Implementation Details¶

The heatmaps are generated by:

Filtering: Keep only results with FDR q-val < threshold
Grouping: Group by Pathway name and Timepoint index
Aggregation: Sum NES values across all patients at each timepoint
Pathway Selection:
Top varying: Calculate variance between first and last timepoint, select top 50
Top upregulated: Calculate mean NES, select top 50 positive
Top downregulated: Calculate mean NES, select top 50 negative
High-level: Filter for 29 predefined Reactome pathways
Literature: Filter for 33 kidney cancer-related pathways
Pivoting: Create matrix with pathways as rows, timepoints as columns
Visualization: Create heatmap with appropriate colormap and styling

Technical Notes¶

Uses PyDESeq2 for differential expression (not simple fold-change)
RSEM data is reverse log-transformed before DESeq2 analysis
Each trajectory timepoint compared against healthy controls
NES values summed across all patients for each (pathway, timepoint) pair

Tips for Analysis¶

Compare heatmap types: Look for pathways appearing in multiple heatmaps
Temporal patterns: Identify early vs late activation/suppression
Literature validation: Check if known pathways show expected patterns
Novel discoveries: Look for unexpected pathway dynamics in top varying
Biological context: Use high-level pathways for systems-level understanding
Publication: Use vector formats (SVG/PDF) for manuscript figures

Troubleshooting¶

No significant pathways found¶

If heatmaps are empty or have few pathways:

Check FDR threshold (try 0.1 or 0.25)
Verify GSEA ran successfully for all trajectories
Check that PyDESeq2 analysis completed without errors
Ensure trajectory data has sufficient dynamic range

Missing literature/high-level pathways¶

If specific pathway categories are missing:

Pathway names must match exactly (case-sensitive)
Check pathway database (ReactomePathways.gmt) contains these pathways
Pathways may not be significant at current FDR threshold

Memory errors during generation¶

If heatmap generation fails:

Large datasets may require more memory
Process heatmaps individually if needed
Use lower resolution for initial exploration

generate_pathway_heatmap(): Main function in renalprog.enrichment
plot_heatmap_regulation(): Low-level plotting function
EnrichmentPipeline.run(): Full enrichment pipeline
Script: scripts/pipeline_steps/6_enrichment_analysis.py
Script: scripts/pipeline_steps/6b_generate_pathway_heatmap.py

References¶

PyDESeq2: Muzellec et al. (2022).

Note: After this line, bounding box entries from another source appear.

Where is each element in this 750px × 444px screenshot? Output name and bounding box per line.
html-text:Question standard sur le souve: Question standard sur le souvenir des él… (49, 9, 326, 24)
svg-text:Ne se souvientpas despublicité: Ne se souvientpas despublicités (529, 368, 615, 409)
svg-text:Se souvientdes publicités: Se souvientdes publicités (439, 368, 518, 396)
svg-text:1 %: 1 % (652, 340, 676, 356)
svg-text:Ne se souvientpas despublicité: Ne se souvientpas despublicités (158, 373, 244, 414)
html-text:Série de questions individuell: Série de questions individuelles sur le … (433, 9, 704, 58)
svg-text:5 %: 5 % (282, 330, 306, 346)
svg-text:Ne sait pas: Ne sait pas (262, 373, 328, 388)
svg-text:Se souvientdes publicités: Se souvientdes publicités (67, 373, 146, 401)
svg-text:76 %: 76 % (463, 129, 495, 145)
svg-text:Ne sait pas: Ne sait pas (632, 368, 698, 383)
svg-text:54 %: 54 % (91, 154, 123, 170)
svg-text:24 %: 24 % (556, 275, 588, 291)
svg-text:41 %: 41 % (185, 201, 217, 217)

PyDESeq2: a python package for bulk RNA-seq differential expression analysis.
GSEA: Subramanian et al. (2005). Gene set enrichment analysis. PNAS 102(43):15545-15550.
Reactome: Jassal et al. (2020). The reactome pathway knowledgebase. Nucleic Acids Research 48(D1):D498-D503.
Original implementation: Prol-Castelo, G. (2024). My_BRCA repository.